Dave, who once worked as a production artist at the Straight, said he thinks Buy Nothing Day should fall in September—which it did for its first four years—because it wouldn’t be perceived as an “anti-Christmas” type of holiday. He said he originally sent out news releases to several media outlets, including Adbusters magazine, and did several radio interviews. In the early years, he said, Adbusters magazine frequently mentioned his role in the invention of Buy Nothing Day, but that stopped last year.
“I mentioned in the early days that the only way to wreck Buy Nothing Day was to change the name or the date,” Dave said. “That would confuse the issue. That’s why I became a little upset when they first said they were going to do one of the two things.”
Lasn told the Straight that Adbusters is the “worldwide coordinator” of the campaign, sending out television spots to hundreds of organizations around the world. The Adbusters Web site contains a section celebrating Buy Nothing Day, enabling browsers to download a poster.
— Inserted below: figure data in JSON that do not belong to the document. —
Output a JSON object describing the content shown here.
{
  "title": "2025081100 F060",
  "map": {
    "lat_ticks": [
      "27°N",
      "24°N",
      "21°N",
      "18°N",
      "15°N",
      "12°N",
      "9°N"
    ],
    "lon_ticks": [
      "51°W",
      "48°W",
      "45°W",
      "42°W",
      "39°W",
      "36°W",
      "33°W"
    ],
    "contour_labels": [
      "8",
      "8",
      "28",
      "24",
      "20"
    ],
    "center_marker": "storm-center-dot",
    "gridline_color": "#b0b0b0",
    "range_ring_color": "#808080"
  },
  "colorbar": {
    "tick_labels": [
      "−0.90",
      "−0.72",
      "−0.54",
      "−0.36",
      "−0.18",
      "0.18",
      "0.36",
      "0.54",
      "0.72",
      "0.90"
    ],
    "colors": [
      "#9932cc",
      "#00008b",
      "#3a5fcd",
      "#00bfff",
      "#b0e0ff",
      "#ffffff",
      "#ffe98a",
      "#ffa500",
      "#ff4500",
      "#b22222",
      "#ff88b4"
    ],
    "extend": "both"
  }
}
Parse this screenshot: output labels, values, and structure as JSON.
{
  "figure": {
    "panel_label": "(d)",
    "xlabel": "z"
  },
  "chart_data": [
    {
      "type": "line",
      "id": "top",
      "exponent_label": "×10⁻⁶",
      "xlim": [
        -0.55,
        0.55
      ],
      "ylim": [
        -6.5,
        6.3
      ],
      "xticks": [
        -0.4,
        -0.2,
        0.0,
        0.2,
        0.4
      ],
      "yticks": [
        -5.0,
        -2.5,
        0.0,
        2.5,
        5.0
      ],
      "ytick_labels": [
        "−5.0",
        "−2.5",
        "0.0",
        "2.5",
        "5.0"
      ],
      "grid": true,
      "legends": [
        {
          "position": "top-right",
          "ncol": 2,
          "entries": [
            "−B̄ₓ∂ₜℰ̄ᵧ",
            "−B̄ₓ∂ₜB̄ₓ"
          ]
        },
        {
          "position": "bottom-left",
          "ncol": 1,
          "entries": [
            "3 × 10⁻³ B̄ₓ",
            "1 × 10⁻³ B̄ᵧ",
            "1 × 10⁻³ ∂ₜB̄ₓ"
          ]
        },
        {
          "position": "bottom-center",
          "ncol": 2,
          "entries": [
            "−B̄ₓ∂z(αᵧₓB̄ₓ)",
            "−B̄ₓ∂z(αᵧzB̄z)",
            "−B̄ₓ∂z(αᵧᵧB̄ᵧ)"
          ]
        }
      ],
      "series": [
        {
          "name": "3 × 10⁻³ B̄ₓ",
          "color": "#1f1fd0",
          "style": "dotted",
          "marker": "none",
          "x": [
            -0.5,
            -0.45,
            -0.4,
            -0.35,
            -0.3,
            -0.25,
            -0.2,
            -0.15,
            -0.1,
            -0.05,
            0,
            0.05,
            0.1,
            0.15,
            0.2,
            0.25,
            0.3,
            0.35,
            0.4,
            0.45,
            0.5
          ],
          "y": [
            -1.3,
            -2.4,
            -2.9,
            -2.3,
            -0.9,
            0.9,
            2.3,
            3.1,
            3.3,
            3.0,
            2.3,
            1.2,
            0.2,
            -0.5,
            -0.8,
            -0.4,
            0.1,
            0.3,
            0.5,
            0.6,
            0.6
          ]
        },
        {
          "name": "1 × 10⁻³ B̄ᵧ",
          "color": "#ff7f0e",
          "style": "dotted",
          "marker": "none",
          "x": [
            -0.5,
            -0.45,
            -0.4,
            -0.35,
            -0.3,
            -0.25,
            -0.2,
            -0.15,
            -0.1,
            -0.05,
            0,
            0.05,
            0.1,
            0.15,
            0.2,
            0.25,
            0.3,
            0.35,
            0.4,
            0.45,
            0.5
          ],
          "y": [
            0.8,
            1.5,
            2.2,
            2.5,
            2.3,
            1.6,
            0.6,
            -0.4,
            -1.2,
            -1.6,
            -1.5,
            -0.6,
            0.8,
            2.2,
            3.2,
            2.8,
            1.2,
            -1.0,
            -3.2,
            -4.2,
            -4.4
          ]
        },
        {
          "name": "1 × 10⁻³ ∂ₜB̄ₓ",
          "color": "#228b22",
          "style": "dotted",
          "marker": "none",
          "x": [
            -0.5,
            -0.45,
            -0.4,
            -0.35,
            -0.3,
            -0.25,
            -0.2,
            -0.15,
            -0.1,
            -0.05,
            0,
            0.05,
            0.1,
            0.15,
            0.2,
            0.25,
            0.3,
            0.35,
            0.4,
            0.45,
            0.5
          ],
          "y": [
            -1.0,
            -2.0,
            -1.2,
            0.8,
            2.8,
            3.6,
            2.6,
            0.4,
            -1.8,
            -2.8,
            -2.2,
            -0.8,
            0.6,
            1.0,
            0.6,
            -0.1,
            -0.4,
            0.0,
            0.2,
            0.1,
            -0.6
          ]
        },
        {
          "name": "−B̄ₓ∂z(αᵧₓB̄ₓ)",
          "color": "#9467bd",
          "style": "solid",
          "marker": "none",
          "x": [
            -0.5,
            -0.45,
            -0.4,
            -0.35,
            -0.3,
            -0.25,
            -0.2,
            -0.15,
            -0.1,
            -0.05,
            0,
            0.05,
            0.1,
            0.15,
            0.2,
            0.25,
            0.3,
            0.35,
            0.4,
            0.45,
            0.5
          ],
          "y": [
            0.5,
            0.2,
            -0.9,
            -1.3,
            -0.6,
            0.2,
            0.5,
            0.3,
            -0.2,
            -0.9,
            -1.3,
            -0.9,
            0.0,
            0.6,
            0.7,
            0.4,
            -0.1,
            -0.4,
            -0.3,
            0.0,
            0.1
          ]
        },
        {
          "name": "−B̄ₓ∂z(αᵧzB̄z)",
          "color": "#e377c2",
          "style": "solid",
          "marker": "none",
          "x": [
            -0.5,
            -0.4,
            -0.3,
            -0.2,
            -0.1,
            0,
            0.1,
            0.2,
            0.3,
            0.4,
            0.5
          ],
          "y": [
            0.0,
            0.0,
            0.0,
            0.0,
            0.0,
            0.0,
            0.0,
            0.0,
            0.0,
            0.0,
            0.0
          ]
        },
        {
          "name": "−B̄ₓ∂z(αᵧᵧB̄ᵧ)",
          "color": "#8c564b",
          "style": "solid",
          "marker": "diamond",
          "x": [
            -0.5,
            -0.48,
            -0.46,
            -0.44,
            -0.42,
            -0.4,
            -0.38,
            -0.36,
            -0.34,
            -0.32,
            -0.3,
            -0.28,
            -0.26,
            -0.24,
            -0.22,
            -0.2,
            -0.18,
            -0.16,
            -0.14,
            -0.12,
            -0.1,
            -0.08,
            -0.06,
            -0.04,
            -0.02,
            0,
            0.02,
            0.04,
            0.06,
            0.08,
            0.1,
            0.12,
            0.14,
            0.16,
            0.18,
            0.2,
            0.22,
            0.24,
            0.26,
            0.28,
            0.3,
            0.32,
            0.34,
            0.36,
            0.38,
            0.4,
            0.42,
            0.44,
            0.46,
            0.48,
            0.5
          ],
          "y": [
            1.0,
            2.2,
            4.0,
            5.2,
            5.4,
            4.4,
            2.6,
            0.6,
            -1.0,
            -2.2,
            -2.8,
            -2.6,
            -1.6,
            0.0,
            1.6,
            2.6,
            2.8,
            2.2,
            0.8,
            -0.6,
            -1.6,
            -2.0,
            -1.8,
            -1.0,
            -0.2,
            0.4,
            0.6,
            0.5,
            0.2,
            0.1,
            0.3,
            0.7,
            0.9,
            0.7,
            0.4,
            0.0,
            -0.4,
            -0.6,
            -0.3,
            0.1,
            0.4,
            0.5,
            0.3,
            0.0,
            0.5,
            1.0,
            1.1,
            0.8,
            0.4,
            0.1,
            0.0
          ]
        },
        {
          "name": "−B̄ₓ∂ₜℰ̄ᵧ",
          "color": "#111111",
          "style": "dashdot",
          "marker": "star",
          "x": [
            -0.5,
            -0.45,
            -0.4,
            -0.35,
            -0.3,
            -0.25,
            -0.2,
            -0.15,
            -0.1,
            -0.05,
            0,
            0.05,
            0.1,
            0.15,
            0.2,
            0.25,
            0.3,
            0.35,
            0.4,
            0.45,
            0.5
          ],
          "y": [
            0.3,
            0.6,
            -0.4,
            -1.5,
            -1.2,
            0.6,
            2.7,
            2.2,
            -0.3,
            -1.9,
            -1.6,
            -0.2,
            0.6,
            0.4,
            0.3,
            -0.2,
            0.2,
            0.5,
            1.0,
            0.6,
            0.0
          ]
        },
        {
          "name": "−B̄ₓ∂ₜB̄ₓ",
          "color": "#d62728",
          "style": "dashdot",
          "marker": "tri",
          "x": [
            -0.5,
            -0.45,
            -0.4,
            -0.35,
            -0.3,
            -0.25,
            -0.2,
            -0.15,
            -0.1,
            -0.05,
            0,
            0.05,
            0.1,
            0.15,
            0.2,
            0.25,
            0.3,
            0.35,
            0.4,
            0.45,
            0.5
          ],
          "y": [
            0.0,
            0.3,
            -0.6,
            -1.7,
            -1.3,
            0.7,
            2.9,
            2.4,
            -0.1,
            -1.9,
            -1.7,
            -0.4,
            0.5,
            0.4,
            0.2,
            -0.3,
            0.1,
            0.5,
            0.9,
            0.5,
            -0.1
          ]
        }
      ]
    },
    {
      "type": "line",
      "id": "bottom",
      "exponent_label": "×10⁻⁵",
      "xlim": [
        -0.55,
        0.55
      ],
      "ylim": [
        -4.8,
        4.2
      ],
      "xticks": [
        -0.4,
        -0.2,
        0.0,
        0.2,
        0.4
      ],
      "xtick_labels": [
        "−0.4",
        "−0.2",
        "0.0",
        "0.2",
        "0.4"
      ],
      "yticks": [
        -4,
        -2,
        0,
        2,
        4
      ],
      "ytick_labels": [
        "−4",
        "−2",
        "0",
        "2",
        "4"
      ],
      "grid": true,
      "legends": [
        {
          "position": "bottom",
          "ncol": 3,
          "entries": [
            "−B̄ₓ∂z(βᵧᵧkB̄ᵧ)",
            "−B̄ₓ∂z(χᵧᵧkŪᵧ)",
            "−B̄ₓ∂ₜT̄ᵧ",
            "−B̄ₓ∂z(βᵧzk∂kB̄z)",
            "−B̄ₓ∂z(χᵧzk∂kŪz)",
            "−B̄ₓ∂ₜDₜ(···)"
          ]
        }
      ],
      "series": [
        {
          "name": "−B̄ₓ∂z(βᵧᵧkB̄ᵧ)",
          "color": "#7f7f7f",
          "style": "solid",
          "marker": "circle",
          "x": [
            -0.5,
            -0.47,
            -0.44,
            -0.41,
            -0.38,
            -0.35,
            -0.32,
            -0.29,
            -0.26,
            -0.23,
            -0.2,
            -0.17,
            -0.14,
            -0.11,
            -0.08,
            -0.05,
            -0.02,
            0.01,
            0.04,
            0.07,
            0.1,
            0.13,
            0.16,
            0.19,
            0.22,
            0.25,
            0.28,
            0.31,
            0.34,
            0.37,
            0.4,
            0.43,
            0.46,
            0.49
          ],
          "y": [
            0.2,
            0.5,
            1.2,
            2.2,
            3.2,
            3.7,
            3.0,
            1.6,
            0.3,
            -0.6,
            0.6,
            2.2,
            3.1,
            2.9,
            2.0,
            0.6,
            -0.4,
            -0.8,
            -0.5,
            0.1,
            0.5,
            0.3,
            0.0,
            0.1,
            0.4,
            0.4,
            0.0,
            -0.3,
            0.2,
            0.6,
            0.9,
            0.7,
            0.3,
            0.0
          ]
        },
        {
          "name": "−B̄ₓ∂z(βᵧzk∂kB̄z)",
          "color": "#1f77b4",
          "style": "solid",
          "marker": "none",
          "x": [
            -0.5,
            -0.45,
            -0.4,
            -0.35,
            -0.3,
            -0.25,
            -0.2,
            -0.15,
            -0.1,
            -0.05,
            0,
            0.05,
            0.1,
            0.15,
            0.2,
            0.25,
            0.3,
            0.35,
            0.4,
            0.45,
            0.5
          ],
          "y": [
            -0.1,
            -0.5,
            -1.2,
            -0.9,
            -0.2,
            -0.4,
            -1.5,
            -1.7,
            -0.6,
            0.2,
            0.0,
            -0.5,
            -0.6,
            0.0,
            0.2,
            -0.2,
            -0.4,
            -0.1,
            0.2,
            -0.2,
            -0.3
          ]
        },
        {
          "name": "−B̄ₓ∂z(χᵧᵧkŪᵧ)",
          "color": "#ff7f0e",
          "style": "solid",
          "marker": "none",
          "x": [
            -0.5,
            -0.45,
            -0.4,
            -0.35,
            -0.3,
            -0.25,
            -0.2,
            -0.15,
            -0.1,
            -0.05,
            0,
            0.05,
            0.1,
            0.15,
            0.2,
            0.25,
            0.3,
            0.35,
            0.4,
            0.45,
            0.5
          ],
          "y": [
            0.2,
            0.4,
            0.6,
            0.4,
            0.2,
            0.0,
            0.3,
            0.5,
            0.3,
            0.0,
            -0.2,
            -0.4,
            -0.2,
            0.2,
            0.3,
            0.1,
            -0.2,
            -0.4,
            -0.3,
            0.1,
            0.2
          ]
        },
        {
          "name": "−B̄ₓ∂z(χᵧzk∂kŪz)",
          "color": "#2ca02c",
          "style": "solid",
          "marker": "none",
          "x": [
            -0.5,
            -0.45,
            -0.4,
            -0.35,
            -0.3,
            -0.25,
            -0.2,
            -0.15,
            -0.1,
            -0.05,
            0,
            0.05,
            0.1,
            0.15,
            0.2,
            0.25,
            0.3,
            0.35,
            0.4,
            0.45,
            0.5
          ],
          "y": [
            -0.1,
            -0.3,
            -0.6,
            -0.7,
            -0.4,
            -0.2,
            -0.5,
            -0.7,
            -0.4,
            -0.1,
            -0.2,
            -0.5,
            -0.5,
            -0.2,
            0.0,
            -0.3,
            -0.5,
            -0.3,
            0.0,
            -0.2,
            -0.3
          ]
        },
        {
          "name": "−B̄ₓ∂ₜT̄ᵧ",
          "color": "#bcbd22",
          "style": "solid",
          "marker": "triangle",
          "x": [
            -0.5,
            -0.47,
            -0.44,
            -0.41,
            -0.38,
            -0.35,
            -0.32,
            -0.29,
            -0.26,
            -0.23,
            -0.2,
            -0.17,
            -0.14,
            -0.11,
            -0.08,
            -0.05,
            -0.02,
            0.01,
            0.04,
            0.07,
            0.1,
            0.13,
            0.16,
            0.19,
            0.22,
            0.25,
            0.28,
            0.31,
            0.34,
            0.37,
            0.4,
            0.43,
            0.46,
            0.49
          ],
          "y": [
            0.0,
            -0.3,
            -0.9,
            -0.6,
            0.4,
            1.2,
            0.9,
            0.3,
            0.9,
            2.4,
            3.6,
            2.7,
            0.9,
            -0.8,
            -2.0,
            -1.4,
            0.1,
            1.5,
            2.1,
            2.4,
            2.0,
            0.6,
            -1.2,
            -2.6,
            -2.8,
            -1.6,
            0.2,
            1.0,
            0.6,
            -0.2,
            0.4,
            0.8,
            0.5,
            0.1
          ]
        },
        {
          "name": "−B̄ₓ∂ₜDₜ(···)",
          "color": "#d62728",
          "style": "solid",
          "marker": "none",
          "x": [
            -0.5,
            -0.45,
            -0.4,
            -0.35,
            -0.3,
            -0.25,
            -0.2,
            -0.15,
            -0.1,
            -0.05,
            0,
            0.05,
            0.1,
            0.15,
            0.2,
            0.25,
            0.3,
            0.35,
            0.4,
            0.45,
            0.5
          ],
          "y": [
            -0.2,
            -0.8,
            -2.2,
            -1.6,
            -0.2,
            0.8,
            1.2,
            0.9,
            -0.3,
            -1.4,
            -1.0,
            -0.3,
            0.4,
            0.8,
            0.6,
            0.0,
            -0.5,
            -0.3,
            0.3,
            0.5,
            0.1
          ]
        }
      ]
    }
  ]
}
Although he acknowledged that Dave invented the idea, he said the campaign has taken off since the date was changed to the first Friday following U.S. Thanksgiving.
“This is the one thing that we did that has actually launched worldwide Buy Nothing Day,” Lasn said, adding that he had a “falling out” with Dave after the artist objected to moving the date. When asked to respond to Dave’s claim that he isn’t given credit for inventing Buy Nothing Day, Lasn said he recently told a reporter who wanted to contact Dave to call the Straight, not knowing that the artist had left the paper.
Lasn said the three major U.S. networks have always refused to run ads for Buy Nothing Day, but that changed after the Wall Street Journal published its story in mid-November. “Within a few hours of the article coming out, one of the networks, ABC, suddenly got in touch with us and said, ‘Let’s negotiate.’ Suddenly there was a crack in the facade,” Lasn said. “For the first time in five years, a big network suddenly buckled under the pressure.”
He said he is still trying to persuade CBC to allow him to air a Buy Nothing Day spot during the flagship business program, Venture. He also said he hopes to raise enough money next year to place a spot during the CBS evening news.